3.5 Changes in DNA methylation and gene expression profiles are identified in specific gene pathways
Enrichment analyses of gene ontology terms (GO-terms) were done in both analyses (transcriptome and methylome) to identify the enriched GO terms. Venn diagrams in Fig. 7 show the numbers and percentages of unique and common GO terms between DMRs (in genes and promoters) and DEGs. For the ‘biological process’ category (Fig. 7A), the results showed 17% of common GO terms between DMRs and DMGs. Among them, we identified categories involved in metabolism as ‘carbohydrate derivative biosynthetic process’, ‘lipid biosynthesis process’ and ‘mitochondrial transport’. Concerning the ’molecular function’ category (Fig. 7B), 14% of enriched GO terms were common between DMRs and DEGs. Among these GO terms we identified main categories involved in active ion transport, as ‘ATPase-coupled transmembrane transporter activity’. Several genes encoding for ATPases such as different subunits of Na+/K+-ATPase (atp1a1 ,atp1a3b ) and the V-H+-ATPase (atp6v1b2 ,atp6v1d ) were upregulated in FW and showed differential methylation patterns between salinities (Table 1). We also identified genes encoding for other main ion transporters or channels that showed differential methylation and were upregulated (as one clcn2paralog, clcn3 , several K+ channels:kcnh5 , kcnk5 , kcnt1 ) or downregulated in FW (scn4a Na+ channel, atp6v1e1b subunit of V-H+-ATPase, chloride channels cftr and one of the clcn2 paralog, potassium channel kcnma1 , and an ammonium channel rhcg ). The gene encoding for Aquaporin 3, a glyceroporin, was strongly upregulated in FW (log2FC=3.3) and hypomethylated at the promoter and gene body levels.
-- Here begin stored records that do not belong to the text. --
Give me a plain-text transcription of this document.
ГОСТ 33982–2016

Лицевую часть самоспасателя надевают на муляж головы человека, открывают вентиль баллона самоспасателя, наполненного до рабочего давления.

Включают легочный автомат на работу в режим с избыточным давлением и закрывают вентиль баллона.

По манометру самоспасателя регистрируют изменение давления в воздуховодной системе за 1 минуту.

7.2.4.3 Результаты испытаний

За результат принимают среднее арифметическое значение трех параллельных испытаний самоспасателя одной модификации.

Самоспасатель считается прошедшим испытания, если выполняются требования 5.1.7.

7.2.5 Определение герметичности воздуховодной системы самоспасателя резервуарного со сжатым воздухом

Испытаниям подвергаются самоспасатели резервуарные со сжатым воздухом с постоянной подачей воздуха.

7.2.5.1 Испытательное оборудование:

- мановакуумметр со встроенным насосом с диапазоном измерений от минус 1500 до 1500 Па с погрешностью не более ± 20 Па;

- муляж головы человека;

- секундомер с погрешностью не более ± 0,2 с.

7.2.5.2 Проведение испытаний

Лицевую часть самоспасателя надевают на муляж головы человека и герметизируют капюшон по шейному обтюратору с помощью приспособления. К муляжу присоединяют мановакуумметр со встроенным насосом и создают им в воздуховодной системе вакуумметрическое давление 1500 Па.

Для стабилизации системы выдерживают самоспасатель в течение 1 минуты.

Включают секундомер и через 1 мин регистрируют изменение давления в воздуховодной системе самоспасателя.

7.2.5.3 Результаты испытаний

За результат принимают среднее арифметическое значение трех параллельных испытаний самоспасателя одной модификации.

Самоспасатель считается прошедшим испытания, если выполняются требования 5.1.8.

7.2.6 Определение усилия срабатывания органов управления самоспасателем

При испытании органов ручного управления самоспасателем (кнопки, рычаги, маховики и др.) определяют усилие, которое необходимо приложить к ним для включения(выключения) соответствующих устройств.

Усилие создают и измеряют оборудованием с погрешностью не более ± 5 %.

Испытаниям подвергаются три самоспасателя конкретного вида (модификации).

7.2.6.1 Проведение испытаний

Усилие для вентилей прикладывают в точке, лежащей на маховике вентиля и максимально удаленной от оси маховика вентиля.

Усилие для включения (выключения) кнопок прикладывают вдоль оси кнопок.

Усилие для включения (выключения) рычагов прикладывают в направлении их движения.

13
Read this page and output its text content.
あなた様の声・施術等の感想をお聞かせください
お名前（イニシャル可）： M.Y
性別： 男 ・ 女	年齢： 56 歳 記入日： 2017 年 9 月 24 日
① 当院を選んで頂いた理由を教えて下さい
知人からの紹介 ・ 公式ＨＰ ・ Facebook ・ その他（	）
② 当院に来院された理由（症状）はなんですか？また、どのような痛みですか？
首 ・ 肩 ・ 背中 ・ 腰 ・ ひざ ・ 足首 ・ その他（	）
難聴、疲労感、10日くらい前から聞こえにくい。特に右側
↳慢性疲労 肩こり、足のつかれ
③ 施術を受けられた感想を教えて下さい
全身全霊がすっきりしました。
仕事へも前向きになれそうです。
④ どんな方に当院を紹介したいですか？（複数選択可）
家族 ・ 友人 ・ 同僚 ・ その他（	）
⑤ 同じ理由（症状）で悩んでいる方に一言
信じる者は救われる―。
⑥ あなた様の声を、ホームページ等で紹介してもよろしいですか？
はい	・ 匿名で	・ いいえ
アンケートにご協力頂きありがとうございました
We also identified in the category ‘cytokine receptor activity’ the gene encoding for prolactin receptor (prlr ), being upregulated in FW and hypomethylated at the promoter and gene body levels (Table 1). Finally, among the 28% of common GO terms with enriched DMRs and DEGs in the ‘cellular component’ category (Fig. 7C), we observed those associated with ‘bicellular tight junction’ and ‘outer membrane’. Numerous genes encoding for tight junction proteins and claudins appeared as being mainly upregulated in FW and hypomethylated at the promoter level (detailed below).
Interestingly, two genes encoding for DNA methyltransferase 3a (dnmt3a ) were both downregulated in FW and showed differential methylation patterns (Table 1). One gene was hypomethylated and the other was hypermethylated at the level of the gene body. Methylcytosine dioxygenase 3 (tet3 ), a DNA demethylase, was downregulated in FW.